I do not think I would go that far...Question is...How far can you overclock safely. Exaple I need to buy a E1200...E2140...E2160...E2180...or a E2200 can be overclocked over (3 gzh) The other question is there a percentage of overclocking? Exaple a safe overclock is a 10%...20%...30%...90% gain or more.
No there is no such thing as a safe percentage to overclock or anything along those lines. More or less to keep it simple, as long as you are able to keep it in the recomended voltage/temp range under extreme conditions (stress testing, on a hot day in your house) than I would call it a good. That is considering if you can make it nice and stable during that process.
And just so you get an idea on how the whole GHZ thing comes into play in OC, a really simple version again.
FSB x Multiplier = speed (ghz)
Manufacturers usually lock the multiplier lower usually to decrease the speed so they can have multiple models, for the sake of argument lets say we have 2 processors in the same family, their the same processor but have different multipliers say one with a multiplier of 8 and one with a multiplier of 12 (e2140, e2220 multipliers I chosen specifically). Thier FSB is 200, so your going to have a speed of 1.6ghz and 2.4ghz. Now there are 2 ways from what I showed you above to make it faster increase the FSB or the Multiplier, since the multiplier is out of the question since its locked, we shall pump up the FSB. Lets say we managed to increase the FSB to 400 on the first one granting us a speed of 3.2ghz and keep it stable. Now we tried it with the other chip with the higher multiplier but it was unstable since it was clocked at 4.8ghz and we hit a wall where the chip wouldn't exceed, which may be a FSB/Multiplier/Heat/Voltage wall, it doesn't matter. So now we have to back down till we get it stable, and we may just get lucky and get it to be in the same range as the e2140 or higher or if were unlucky it actually be slower.

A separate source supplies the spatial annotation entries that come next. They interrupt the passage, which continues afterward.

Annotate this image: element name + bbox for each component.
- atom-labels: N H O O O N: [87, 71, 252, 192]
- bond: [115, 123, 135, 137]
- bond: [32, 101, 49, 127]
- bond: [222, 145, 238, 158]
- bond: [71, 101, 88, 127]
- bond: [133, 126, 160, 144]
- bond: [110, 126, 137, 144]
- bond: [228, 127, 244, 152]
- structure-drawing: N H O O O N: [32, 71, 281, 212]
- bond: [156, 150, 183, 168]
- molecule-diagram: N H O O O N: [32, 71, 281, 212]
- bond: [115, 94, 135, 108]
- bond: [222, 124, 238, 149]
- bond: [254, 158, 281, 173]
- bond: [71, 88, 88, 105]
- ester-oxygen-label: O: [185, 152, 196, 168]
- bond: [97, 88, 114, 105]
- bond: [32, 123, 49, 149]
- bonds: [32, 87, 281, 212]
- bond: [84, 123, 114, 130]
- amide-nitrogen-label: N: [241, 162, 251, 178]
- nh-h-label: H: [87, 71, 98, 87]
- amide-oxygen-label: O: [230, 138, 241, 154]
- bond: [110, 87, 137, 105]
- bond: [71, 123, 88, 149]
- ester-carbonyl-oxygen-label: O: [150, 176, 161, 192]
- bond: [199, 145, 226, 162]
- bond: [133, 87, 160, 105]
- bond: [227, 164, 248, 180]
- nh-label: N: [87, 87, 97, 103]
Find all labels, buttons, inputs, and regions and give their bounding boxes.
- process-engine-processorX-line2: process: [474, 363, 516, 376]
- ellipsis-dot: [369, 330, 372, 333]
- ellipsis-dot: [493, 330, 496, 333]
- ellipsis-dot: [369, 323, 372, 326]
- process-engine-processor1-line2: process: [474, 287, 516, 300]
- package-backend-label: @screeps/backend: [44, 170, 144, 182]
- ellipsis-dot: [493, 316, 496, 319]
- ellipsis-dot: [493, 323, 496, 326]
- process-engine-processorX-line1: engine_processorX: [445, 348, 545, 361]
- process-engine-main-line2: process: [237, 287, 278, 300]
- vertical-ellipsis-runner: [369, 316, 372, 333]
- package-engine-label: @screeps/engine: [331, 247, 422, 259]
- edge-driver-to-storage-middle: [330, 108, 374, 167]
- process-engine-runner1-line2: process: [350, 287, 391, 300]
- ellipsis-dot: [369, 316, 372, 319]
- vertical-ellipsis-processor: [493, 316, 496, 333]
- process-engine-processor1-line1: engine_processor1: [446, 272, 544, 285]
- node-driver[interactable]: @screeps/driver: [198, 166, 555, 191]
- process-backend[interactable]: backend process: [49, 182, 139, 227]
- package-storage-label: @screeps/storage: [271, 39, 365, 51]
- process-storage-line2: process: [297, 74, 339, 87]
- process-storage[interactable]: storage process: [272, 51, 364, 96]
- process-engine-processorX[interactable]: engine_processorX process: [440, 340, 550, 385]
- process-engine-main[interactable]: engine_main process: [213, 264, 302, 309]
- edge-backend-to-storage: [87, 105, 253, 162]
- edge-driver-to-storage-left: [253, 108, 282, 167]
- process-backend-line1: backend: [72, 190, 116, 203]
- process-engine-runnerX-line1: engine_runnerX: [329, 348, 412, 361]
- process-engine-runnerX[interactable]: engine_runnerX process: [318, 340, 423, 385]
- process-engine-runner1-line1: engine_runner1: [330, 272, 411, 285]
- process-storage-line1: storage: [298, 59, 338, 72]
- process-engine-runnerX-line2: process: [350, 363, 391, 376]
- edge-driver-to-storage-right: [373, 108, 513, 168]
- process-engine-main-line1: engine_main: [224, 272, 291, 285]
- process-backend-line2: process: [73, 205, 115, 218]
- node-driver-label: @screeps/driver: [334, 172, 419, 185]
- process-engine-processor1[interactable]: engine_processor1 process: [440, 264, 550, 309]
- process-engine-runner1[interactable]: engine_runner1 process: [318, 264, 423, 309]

So it's a good idea to research what your buying and how it overclocks if that is your intention. But just so you know the family of chips you mentioned would OC to around 3-3.2ghz on average which most people find to be the sweet spot. I currently have my e2180 OC to 3ghz with a pretty low voltage and only brought up my temp slightly, and thats only because of a poor rear ventalation where the case blocks 50% of the airflow in the rear vent.
Though I also recomend looking into the e5200 which is a newer low end chip brought in by intel if you in the market for a new low end chip, its a newer chip based on the wolfendale's and you can clock them quite high. You probably be able to get 4ghz out of one of those if you really wanted, and since it has a 12.5 multiplier that part wouldnt be part of the problem. Though there is no telling how long it would last at such speed, you need to look up how long chips in that particular family have lasted so far to get an idea.
Oh and read the OC guide that is stickied on intel dual/quad cores, it contains a lot of useful info.
Yeah just make sure it's the right CPU you want and it can OC to where you want it to, it's hit or miss if you are able to reach that speed. And just so you know there is a chance you may screw something up and fry something in your computer, most likely your cpu if you screw up, so take that into consideration and research how to OC properly (quite thoroughly). And when I mentioned I hardly raised my CPU temps, that is because im using an after market heatsink which works better than the stock heatsink that intel provides you with which doesn't give you much room to OC, if at all.